Forming good eating habits
- Encourage the child to eat using child size cutlery. This can help them eat independently and gain confidence.
- Encourage healthy eating habits to lessen the chance of diet related diseases by offering some children prefer raw vegetable. Offer sticks of carrot or celery. Offering a variety is good.
- Plenty of wholegrain cereals such as breads, rice, pasta and noodles.
- Lean meat, poultry and fish.
- Offer milk, yoghurt and cheese.
- Encourage children to drink water instead of juice or cordials or soft drinks contain sugar, preservatives intake.
- Choose foods low in salt.
- Expect the child to try new food but don’t insist that they eat it if they don’t like it.
- Introduce foods repeatedly and they might one day change their mind and give it a try or even like it.
- When at the dinner table ask questions and show interest in your child’s day.
How to encourage self esteem
- Tell them that you love them.
- Take time to listen to them and talk to them.
- Spend time with them.
- Help them to find the solutions to problems.
- Encourage them to follow their interests.
- Display their work in the home.
- Celebrate their achievements and milestones even small ones.
- Allow your child to choose between two appropriate sets of clothing.
- Allow ample time for the child to dress themselves in the morning.
- Encourage child to carry their own backpack, bag or personal belongings.
- Help them to learn their surname address and phone number.
- Observe the child and become aware of their interests, so that you can provide challenge.
- Be friendly with error and remember that learning happens when a child is able to attempt a new activity with encouragement from adults.
- When dealing with errors in grammar, no need to correct but one may repeat the sentence correctly to avoid humiliation for the child. It will keep the experience positive rather than having the feeling of being corrected / rebuked.

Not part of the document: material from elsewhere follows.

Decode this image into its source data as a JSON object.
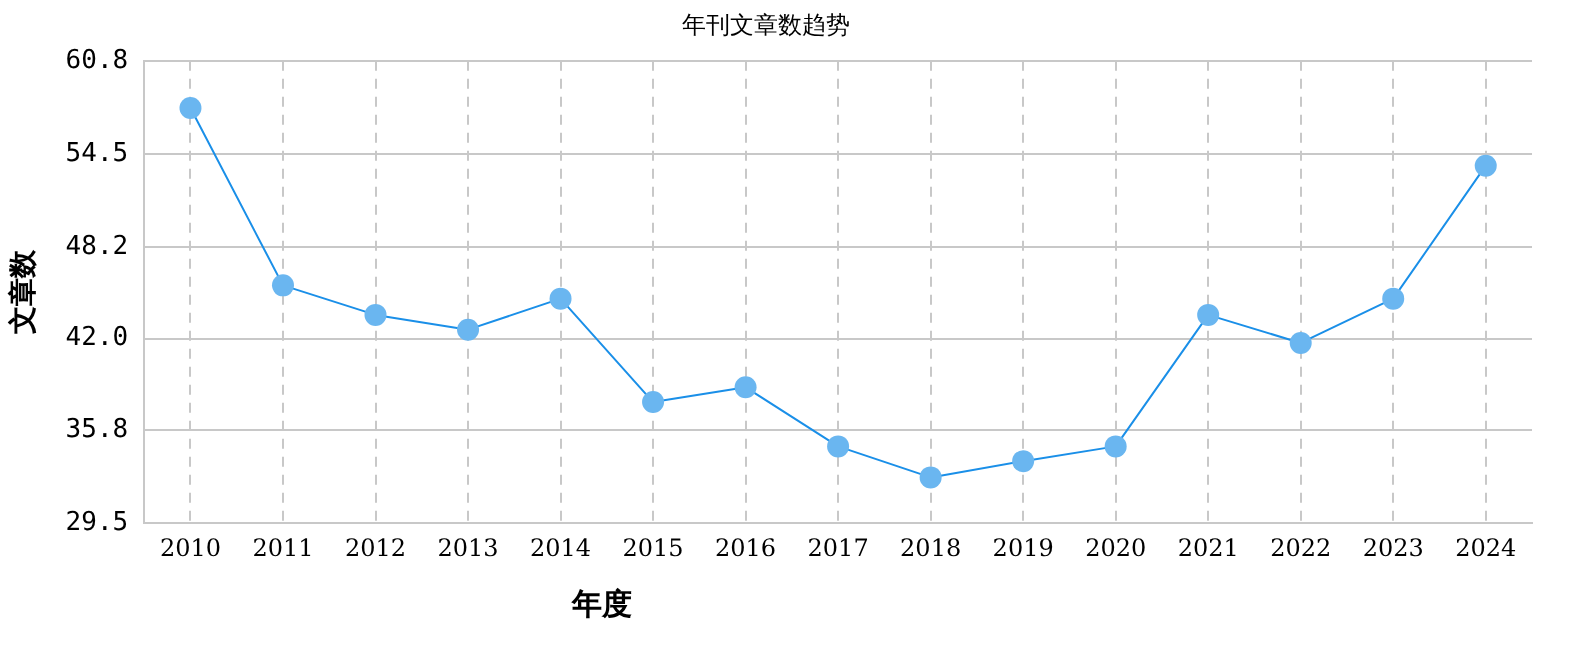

- Give the child positive feedback and resist saying you did that the wrong way. Correct by setting the good example.
- Remember it is the process of learning that is important not the product.
- Encourage a love of music as music is wonderful to help with stress as a way of relaxation.
- You could give the child access to a saucepan and wooden spoon or other kitchen paraphernalia that are safe.
- Implements that are kept in a special place in the kitchen to be used for percussion, (tapping sticks, tubes etc.)
- Pick your child up and dance with them in the kitchen (if it’s big enough).
- If your lifestyle permits take a child to group music lessons which are fun (Yamaha do them using keyboard) children pick up music skills very quickly if you start at about 4-5 years.
- If the child has a 2nd language spoken in the home, take them to Saturday language school.
- Use everyday activities such as driving to school/day care to play games such as “I Spy” to help children learn their sounds.
- Encourage children to play board games such as Junior Scrabble and Junior Monopoly. They will need a lot of help initially but this will help them to learn to take turns. Board games teach children a range of skills such as counting and word building and are good alternative to watching TV.
- A chalkboard and chalk is an ideal way for children to practice drawing and writing as errors are so easy for them to erase.
- Provide children with a variety of simple toys not an overwhelming number of elaborate expensive ones. Pack things away and rotate them so children can manage to tidy their toys away with very little help.
- Children this age would enjoy puzzles, simple construction toys, simple musical instruments, play dough, plasticine, crayons, country pencils, puppets and books.
- They love to create cubbies using old cardboard boxes, etc. Save old cardboard boxes for creative activities and such.